The team only had to wait one week before they saw it happen again. Mascaro said she was closely observing another chimp with an injury. The chimp, which the researchers had named Freddy, appeared to catch something on a branch, put it in his mouth and then reapplied it to his wound three times. After these two incidents, the team observed this behavior more than 20 times. This suggested that, at least for this group of chimps, insects were being used as a form of medication. They published their findings in the journal Current Biology.

The team at Ozouga Chimpanzee Project still haven’t been able to identify which insect the chimps are using. By the time the chimps are done with the insects, there’s not much left, Simone Pika, one of the directors of the Ozouga Chimpanzee Project, told Mongabay. But they’re in talks with entomologists to explore ways to get to the bottom of this mystery.

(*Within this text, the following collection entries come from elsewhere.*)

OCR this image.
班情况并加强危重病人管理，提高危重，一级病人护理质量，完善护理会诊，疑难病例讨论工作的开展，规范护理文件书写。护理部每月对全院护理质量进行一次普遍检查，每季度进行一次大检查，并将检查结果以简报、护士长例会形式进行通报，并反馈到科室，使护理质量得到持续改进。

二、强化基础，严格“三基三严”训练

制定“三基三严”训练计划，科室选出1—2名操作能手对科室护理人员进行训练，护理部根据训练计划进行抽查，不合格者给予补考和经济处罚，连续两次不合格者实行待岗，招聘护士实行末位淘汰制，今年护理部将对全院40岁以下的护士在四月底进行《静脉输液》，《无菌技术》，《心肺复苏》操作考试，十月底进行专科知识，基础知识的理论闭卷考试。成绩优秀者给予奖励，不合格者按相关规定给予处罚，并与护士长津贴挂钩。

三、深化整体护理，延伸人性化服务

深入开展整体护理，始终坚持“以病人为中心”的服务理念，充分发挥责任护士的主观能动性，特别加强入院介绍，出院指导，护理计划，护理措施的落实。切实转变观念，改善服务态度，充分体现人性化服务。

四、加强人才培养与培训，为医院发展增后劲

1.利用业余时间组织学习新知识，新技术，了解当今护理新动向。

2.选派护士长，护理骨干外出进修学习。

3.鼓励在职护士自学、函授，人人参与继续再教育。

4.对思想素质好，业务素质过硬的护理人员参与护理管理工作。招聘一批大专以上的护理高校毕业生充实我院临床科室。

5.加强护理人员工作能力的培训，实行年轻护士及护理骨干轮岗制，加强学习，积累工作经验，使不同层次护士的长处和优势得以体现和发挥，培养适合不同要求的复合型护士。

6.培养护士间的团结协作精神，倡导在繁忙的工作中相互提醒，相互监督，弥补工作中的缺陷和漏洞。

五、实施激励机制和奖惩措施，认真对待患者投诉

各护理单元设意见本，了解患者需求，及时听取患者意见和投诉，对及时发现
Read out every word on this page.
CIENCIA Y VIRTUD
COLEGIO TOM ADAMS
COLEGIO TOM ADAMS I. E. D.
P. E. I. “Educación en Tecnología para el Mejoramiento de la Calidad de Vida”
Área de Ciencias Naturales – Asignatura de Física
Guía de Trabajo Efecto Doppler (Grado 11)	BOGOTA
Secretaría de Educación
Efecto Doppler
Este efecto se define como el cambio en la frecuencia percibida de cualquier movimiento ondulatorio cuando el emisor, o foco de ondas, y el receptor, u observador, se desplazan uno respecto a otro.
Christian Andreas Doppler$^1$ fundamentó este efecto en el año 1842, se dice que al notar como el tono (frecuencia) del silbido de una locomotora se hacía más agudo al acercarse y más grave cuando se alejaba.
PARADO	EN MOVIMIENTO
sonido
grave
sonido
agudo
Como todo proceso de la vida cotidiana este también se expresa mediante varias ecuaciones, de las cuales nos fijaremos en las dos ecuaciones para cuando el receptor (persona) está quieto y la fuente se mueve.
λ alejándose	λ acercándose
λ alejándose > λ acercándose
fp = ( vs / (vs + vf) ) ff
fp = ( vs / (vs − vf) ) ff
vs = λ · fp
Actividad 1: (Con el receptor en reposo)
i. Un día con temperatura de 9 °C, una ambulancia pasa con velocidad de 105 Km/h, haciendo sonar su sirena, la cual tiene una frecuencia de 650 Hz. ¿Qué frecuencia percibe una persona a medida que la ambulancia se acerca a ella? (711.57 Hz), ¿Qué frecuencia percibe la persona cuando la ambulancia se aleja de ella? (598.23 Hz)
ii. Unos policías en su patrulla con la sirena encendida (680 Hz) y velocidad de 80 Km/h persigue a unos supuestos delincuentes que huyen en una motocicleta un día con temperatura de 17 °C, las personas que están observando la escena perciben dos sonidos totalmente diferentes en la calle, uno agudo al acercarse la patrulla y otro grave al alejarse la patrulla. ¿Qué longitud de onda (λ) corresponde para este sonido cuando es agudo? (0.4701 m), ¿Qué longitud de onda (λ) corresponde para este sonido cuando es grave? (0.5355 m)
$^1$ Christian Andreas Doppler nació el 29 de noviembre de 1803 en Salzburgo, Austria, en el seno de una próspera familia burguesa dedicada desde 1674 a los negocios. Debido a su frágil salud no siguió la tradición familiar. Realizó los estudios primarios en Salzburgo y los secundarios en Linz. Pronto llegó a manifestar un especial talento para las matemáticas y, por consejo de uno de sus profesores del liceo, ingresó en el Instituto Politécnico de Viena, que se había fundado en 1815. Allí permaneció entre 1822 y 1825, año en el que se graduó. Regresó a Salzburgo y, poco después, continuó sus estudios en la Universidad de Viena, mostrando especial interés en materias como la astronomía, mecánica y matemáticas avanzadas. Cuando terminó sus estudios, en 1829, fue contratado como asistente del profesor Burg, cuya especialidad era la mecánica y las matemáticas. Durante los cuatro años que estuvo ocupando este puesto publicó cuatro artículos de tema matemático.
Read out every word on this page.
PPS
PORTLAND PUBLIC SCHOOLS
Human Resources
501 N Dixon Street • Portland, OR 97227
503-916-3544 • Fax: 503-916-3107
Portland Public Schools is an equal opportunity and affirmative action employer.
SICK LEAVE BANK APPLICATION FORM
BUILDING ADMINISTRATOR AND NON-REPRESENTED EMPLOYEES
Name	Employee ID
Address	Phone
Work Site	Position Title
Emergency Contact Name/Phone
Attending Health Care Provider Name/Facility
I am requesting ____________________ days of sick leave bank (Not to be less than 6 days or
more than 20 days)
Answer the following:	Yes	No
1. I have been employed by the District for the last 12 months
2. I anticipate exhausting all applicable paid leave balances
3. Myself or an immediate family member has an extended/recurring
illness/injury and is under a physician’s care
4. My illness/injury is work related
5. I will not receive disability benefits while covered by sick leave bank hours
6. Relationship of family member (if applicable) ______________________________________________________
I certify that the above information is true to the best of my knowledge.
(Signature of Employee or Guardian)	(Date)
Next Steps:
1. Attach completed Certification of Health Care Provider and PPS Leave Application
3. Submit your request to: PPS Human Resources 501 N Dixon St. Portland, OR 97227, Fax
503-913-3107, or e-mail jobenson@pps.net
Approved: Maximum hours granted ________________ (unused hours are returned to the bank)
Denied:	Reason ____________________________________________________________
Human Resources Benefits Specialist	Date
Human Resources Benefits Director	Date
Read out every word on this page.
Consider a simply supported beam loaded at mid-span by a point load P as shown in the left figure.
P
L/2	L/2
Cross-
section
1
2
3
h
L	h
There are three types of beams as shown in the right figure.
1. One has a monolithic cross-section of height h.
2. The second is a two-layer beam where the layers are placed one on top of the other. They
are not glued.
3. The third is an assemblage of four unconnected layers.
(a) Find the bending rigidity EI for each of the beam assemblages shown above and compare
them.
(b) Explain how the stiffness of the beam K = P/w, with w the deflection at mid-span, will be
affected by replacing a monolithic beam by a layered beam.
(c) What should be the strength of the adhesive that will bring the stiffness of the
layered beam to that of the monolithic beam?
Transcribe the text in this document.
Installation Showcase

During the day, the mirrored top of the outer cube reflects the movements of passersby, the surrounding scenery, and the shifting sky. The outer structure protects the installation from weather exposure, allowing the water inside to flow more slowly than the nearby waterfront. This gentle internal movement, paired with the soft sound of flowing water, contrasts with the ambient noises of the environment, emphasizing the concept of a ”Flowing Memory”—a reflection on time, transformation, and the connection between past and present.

Once they’ve identified the insect, they’ll be able to determine whether the insect has any chemicals that help heal open wounds — which could confirm that this behavior is medicinal in nature.

For Pika, one of the more interesting parts of the team’s observations is that it might reveal new things about chimps’ social interactions: chimps have been observed self-medicating before, but they’ve never been observed medicating another chimp.

Pika said she finds the role of the recipient of the treatment particularly interesting. “If you think you have a wound and it’s hurting you, then who do you let help you?” she said. “What we see here is that if animals are friends and have a very strong social bond, then they communicate differently with each other. They groom differently. And it also seems that then they [let them] treat their wounds.”

A female chimpanzee, Roxy, applying an insect to a wound on the face of an adult chimpanzee male named Thea. Image courtesy of Tobias Deschner.

These kinds of questions can help people realize there’s still a lot we don’t know about the “diversity and flexibility of chimpanzee behavior,” she added. And that may help call attention to the importance of conserving endangered species like Gabon’s chimps.

Jacobus C. de Roode, professor of biology at Emory University in the U.S., researches self-medication in animals, and his own work has focused on self-medication in monarch butterflies. Though we still don’t know if the insects used by chimps actually help their wounds heal, he told Mongabay these kinds of studies still have important implications for how we think about the way animals live within their broader ecosystems.

“When you think about conservation biology, or preserving a particular habitat, just the fact that [an animal’s] food is in there isn’t enough,” he said. “So I think that appreciation helps with people understanding the overall importance of biodiversity is so much more than just food or shelter. It’s this whole pharmacy that we need to preserve.”

Citation:

Mascaro, A., Southern, L. M., Deschner, T., & Pika, S. (2022). Application of insects to wounds of self and others by chimpanzees in the wild. Current Biology, 32(3), R112-R113. doi:10.1016/j.cub.2021.12.045

Editor’s note: This article was amended to correct the number of times chimpanzees were observed applying insects to wounds.